Focusing on Bayesian approaches and computations using analytic and simulation-based methods for inference, Time Series: Modeling, Computation, and Inference, Second Edition integrates mainstream approaches for time series modeling with significant recent developments in methodology and applications of time series analysis. It encompasses a graduate-level account of Bayesian time series modeling, analysis and forecasting, a broad range of references to state-of-the-art approaches to univariate and multivariate time series analysis, and contacts research frontiers in multivariate time series modeling and forecasting.
It presents overviews of several classes of models and related methodology for inference, statistical computation for model fitting and assessment, and forecasting. It explores the connections between time- and frequency-domain approaches and develop various models and analyses using Bayesian formulations and computation, including use of computations based on Markov chain Monte Carlo (MCMC) and sequential Monte Carlo (SMC) methods. It illustrates the models and methods with examples and case studies from a variety of fields, including signal processing, biomedicine, environmental science, and finance.
Along with core models and methods, the book represents state-of-the art approaches to analysis and forecasting in challenging time series problems.

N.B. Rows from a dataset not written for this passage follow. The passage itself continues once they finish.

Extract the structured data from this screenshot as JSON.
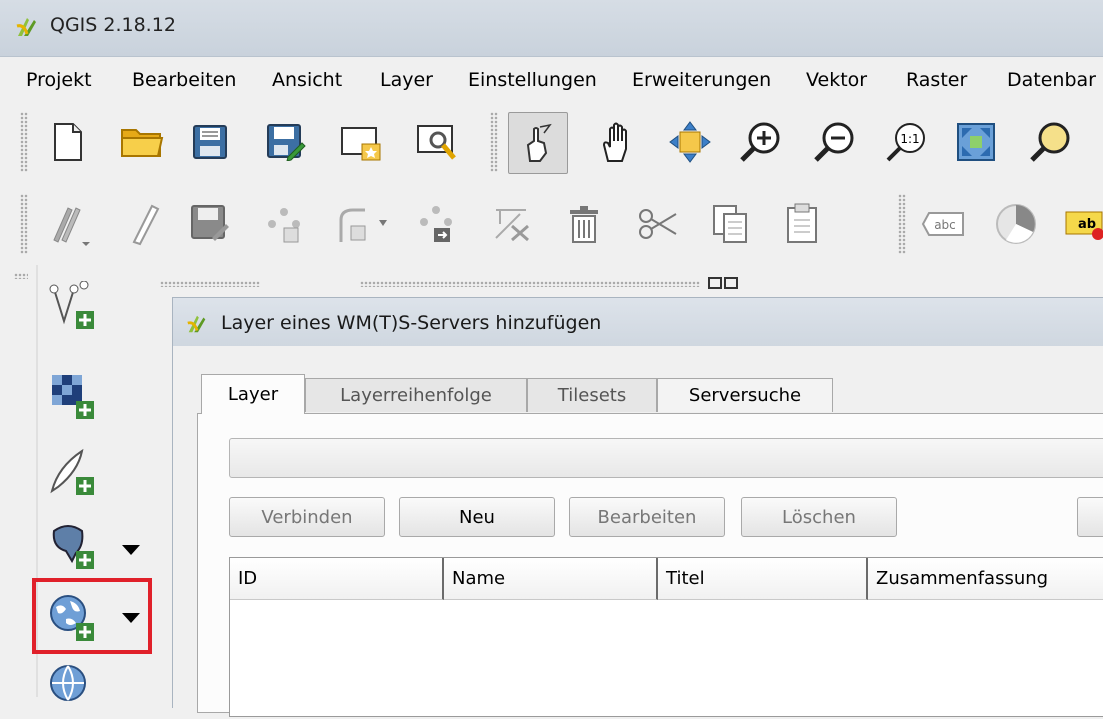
{
  "window": {
    "title": "QGIS 2.18.12"
  },
  "menu": [
    "Projekt",
    "Bearbeiten",
    "Ansicht",
    "Layer",
    "Einstellungen",
    "Erweiterungen",
    "Vektor",
    "Raster",
    "Datenbar"
  ],
  "toolbar1": {
    "icons": [
      "new-project-icon",
      "open-folder-icon",
      "save-icon",
      "save-as-icon",
      "new-print-composer-icon",
      "composer-manager-icon",
      "pan-to-selection-icon",
      "pan-hand-icon",
      "pan-map-icon",
      "zoom-in-icon",
      "zoom-out-icon",
      "zoom-native-icon",
      "zoom-full-icon",
      "zoom-layer-icon"
    ]
  },
  "toolbar2": {
    "icons": [
      "current-edits-icon",
      "toggle-editing-icon",
      "save-edits-icon",
      "add-feature-icon",
      "move-feature-icon",
      "node-tool-icon",
      "delete-selected-icon",
      "cut-features-icon",
      "copy-features-icon",
      "paste-features-icon",
      "label-icon",
      "diagram-icon",
      "label-pin-icon"
    ],
    "label_icon_text": "abc",
    "pin_text": "ab"
  },
  "left_panel": {
    "icons": [
      "add-vector-layer-icon",
      "add-raster-layer-icon",
      "add-delimited-text-icon",
      "add-postgis-layer-icon",
      "add-wms-layer-icon",
      "add-wcs-layer-icon"
    ]
  },
  "dialog": {
    "title": "Layer eines WM(T)S-Servers hinzufügen",
    "tabs": [
      "Layer",
      "Layerreihenfolge",
      "Tilesets",
      "Serversuche"
    ],
    "buttons": [
      "Verbinden",
      "Neu",
      "Bearbeiten",
      "Löschen"
    ],
    "columns": [
      "ID",
      "Name",
      "Titel",
      "Zusammenfassung"
    ]
  },
  "colors": {
    "highlight": "#e0202a",
    "qgis_green": "#6aa52a",
    "folder_yellow": "#f4c430"
  }
}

It also demonstrates the growth of time series analysis into new application areas in recent years, and contacts recent and relevant modeling developments and research challenges.
New in the second edition:
- Expanded on aspects of core model theory and methodology.
- Multiple new examples and exercises.
- Detailed development of dynamic factor models.
- Updated discussion and connections with recent and current research frontiers.
Table of Contents
1. Notation, definitions, and basic inference
2. Traditional time domain models
3. The frequency domain
4. Dynamic linear models
5. State-space TVAR models
6. SMC methods for state-space models
7. Mixture models in time series
8. Topics and examples in multiple time series
9. Vector AR and ARMA models
10. General classes of multivariate dynamic models
11. Latent factor models
Raquel Prado is Professor in the Department of Statistics at the Baskin School of Engineering of the University of California Santa Cruz, USA. Her main research areas are time series analysis and Bayesian modeling - with a focus on analysis of large-dimensional nonstationary time series data and applications to biomedical signal processing and brain imaging.
Raquel leads/has led NSF and NIH funded projects, including multi-institutional and multi- disciplinary collaborative projects. She has supervised over 20 graduate students at UCSC and other academic institutions. Her former students work in academia, high tech companies, national laboratories and local government agencies. Raquel is past president of the International Society for Bayesian Analysis (ISBA). She is an ISBA fellow and a fellow of the American Statistical Association (ASA). She has served on several committees at ASA and ISBA and is currently a member of the Committee on Applied and Theoretical Statistics (CATS) of the National Academies of Sciences, Engineering and Medicine.
Marco A. R. Ferreira is an Associate Professor in the Department of Statistics at Virginia Tech, where he served from 2016 to 2020 as the Director of Graduate Programs. Marco has served the statistics profession in editorial boards of multiple scientific journals including the journal Bayesian Analysis, in several committees of ISBA and ASA, as well as in scientific committees of numerous domestic and international conferences.
Marco’s current research areas include dynamic models for time series and spatiotemporal data, multiscale models, objective Bayesian methods, stochastic search algorithms, and statistical computation. Major areas of application include bioinformatics, finance, and environmental science. Marco’s research has been, and is, funded by grants from the National Science Foundation. Marco has advised over 10 PhD students and postdocs and has published over 50 scientific papers. His former students and postdocs work in academic, industrial, and governmental positions.
Mike West holds a Duke University distinguished chair as the Arts & Sciences Professor of Statistics & Decision Sciences in the Department of Statistical Science, where he led the development of statistics from 1990-2002. A past president of the International Society for Bayesian Analysis (ISBA), Mike has served the international statistics profession in founding roles for ISBA and in other professional organisations and institutions.
Mike’s research and teaching activities are in Bayesian analysis in ranges of interlinked areas: theory and methods of dynamic models in time series analysis, multivariate analysis, latent structure, high-dimensional inference and computation, quantitative and computational decision analysis, stochastic computational methods, and statistical computing, among other topics. Interdisciplinary R&D has ranged across applications in signal processing, finance, econometrics, climatology, systems biology, genomics and neuroscience, among other areas. Main current interests are in macroeconomic forecasting and policy decisions, financial econometric forecasting and decisions, dynamic network studies in IT/commerce, and large-scale forecasting and decision problems in business and industry.
Mike has received a number of international awards for research and professional service, and multiple distinguished speaking awards. He has been, and is, a statistical consultant for various companies, banks, government agencies and academic centers, co-founder of a biotech company, and past or current advisor or board member for several financial and IT companies. Mike teaches in academia and through short-courses, works with and advises many undergraduates and Master’s students, and has mentored over 60 primary PhD students and postdoctoral associates, most of whom are now in academic, industrial or governmental positions involving advanced statistical research.